By Eileen Soreng and Mai Nguyen
BENGALURU (Reuters) - Restrictions on imports of scrap metal into China, Malaysia and other countries offer a golden opportunity for recyclers in India, an industry official said on Wednesday.
The global scrap and waste processing industry has been in a state of upheaval since 2017, when former leading scrap importer China announced a ban on most imports of plastic, metal and paper scrap as part of the fight against pollution.
Malaysia then emerged as a top metal scrap and plastic waste destination in the world, but it too recently raised cleanliness thresholds for scrap imports, which has shaken global metal recyclers.
For India's recycling industry, Malaysia's ban represents a "golden opportunity" to attract new business and establish itself as a world leader in scrap processing, said Dhawal Shah, senior vice president of the Material Recycling Association of India (MRAI).
"We are very economical here.
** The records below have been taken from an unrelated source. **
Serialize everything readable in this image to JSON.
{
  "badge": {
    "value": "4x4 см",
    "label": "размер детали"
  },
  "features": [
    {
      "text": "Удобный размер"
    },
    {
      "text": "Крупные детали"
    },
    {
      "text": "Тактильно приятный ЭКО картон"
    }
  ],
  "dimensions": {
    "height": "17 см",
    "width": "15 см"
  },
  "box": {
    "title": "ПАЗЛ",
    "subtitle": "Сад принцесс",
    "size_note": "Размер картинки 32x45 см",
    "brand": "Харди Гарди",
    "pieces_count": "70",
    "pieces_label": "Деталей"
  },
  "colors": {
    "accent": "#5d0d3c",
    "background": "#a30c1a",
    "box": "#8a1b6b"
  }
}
Everything that has a certain value is mined and recycled," says Shah, who also heads the non-ferrous metals division at the Bureau of International Recycling.
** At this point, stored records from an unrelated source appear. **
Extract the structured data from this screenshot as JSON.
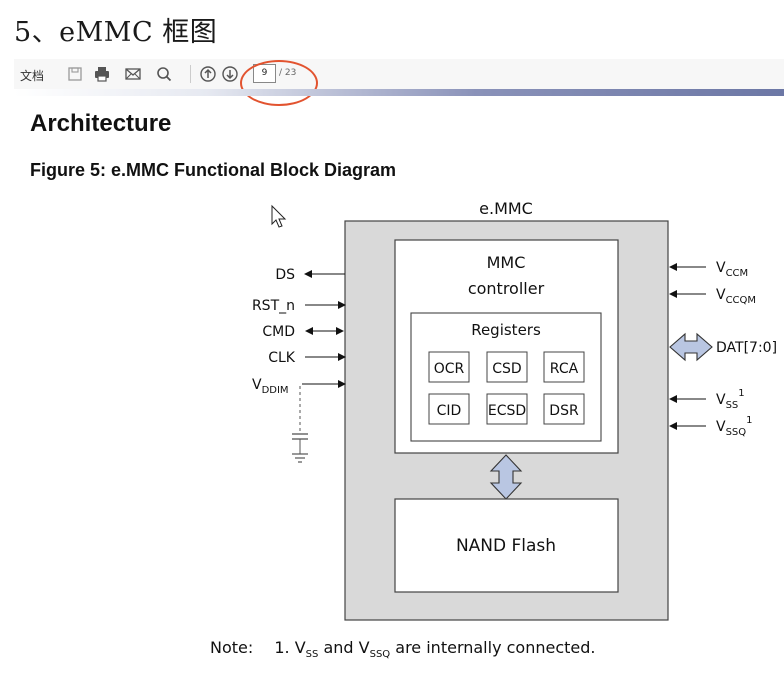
{
  "heading": "5、eMMC 框图",
  "toolbar": {
    "doc_label": "文档",
    "page_current": "9",
    "page_total": "/ 23",
    "icons": [
      "save-icon",
      "print-icon",
      "mail-icon",
      "search-icon",
      "arrow-up-circle-icon",
      "arrow-down-circle-icon"
    ]
  },
  "document": {
    "section_title": "Architecture",
    "figure_title": "Figure 5: e.MMC Functional Block Diagram",
    "diagram": {
      "outer_label": "e.MMC",
      "controller_line1": "MMC",
      "controller_line2": "controller",
      "registers_label": "Registers",
      "registers": [
        "OCR",
        "CSD",
        "RCA",
        "CID",
        "ECSD",
        "DSR"
      ],
      "nand_label": "NAND Flash",
      "left_signals": {
        "ds": "DS",
        "rst": "RST_n",
        "cmd": "CMD",
        "clk": "CLK",
        "vddim_main": "V",
        "vddim_sub": "DDIM"
      },
      "right_signals": {
        "vccm_main": "V",
        "vccm_sub": "CCM",
        "vccqm_main": "V",
        "vccqm_sub": "CCQM",
        "dat": "DAT[7:0]",
        "vss_main": "V",
        "vss_sub": "SS",
        "vss_sup": "1",
        "vssq_main": "V",
        "vssq_sub": "SSQ",
        "vssq_sup": "1"
      }
    },
    "note": {
      "label": "Note:",
      "num": "1.",
      "v1": "V",
      "v1_sub": "SS",
      "mid": " and ",
      "v2": "V",
      "v2_sub": "SSQ",
      "end": " are internally connected."
    }
  },
  "colors": {
    "outer_fill": "#d9d9d9",
    "arrow_fill": "#b9c6e2",
    "annotation_circle": "#e2532f"
  }
}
The scrap import restrictions imposed by China and Malaysia were designed to prevent the countries from becoming the world's garbage dumps.
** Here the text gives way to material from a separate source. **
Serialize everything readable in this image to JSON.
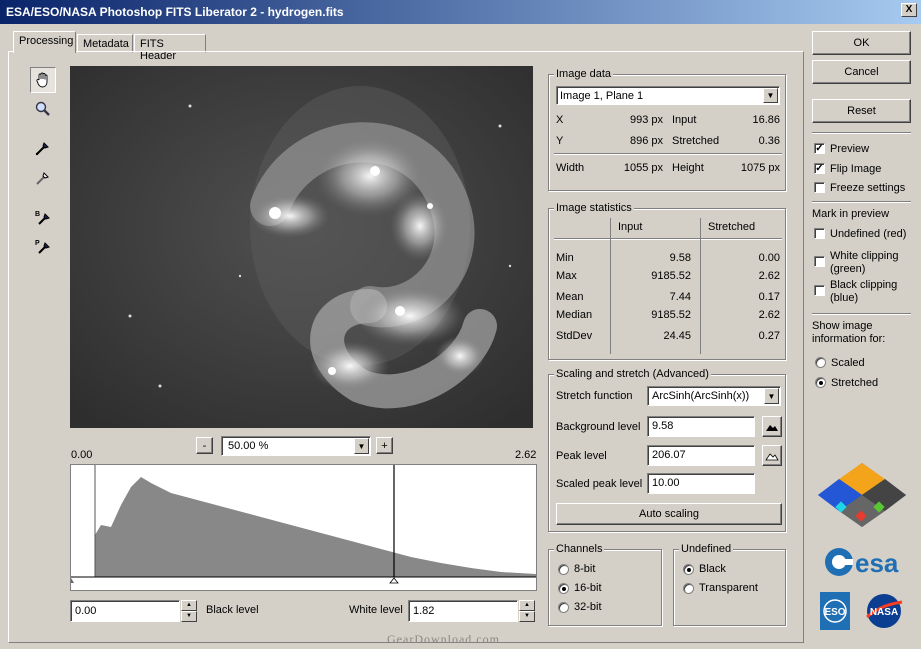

Shah said India's recycling sector is well positioned to benefit from this withdrawal as long as government regulations are well thought out and clear guidelines are in place to ensure environmentally friendly processing of scrap.
"It's not fair to dump other people's garbage in another country," he said. But, he added, there is a lot of "credible movement of goods that needs to be done that can actually help our economy".
He said the rules shouldn't be too restrictive. "The most dynamic circular economy is when you have complex materials that can be treated the right way."
India is already a major metals recycler, with around 50% of its steel, an average of 40% of all non-ferrous metals and almost all stainless steel production coming from secondary sources, Shah said. Around 60% of the scrap supply comes from overseas.
As India's consumption grows over the next 10 to 15 years, recycling amounts and rates, especially for aluminum, are also expected to increase, Shah said.
Shah said India's expected increase in renewable energy production, mostly from solar energy, will also provide a large amount of recyclable material when photovoltaic panels are replaced.
He said the country's 1.4 billion people are a huge workforce for the industry.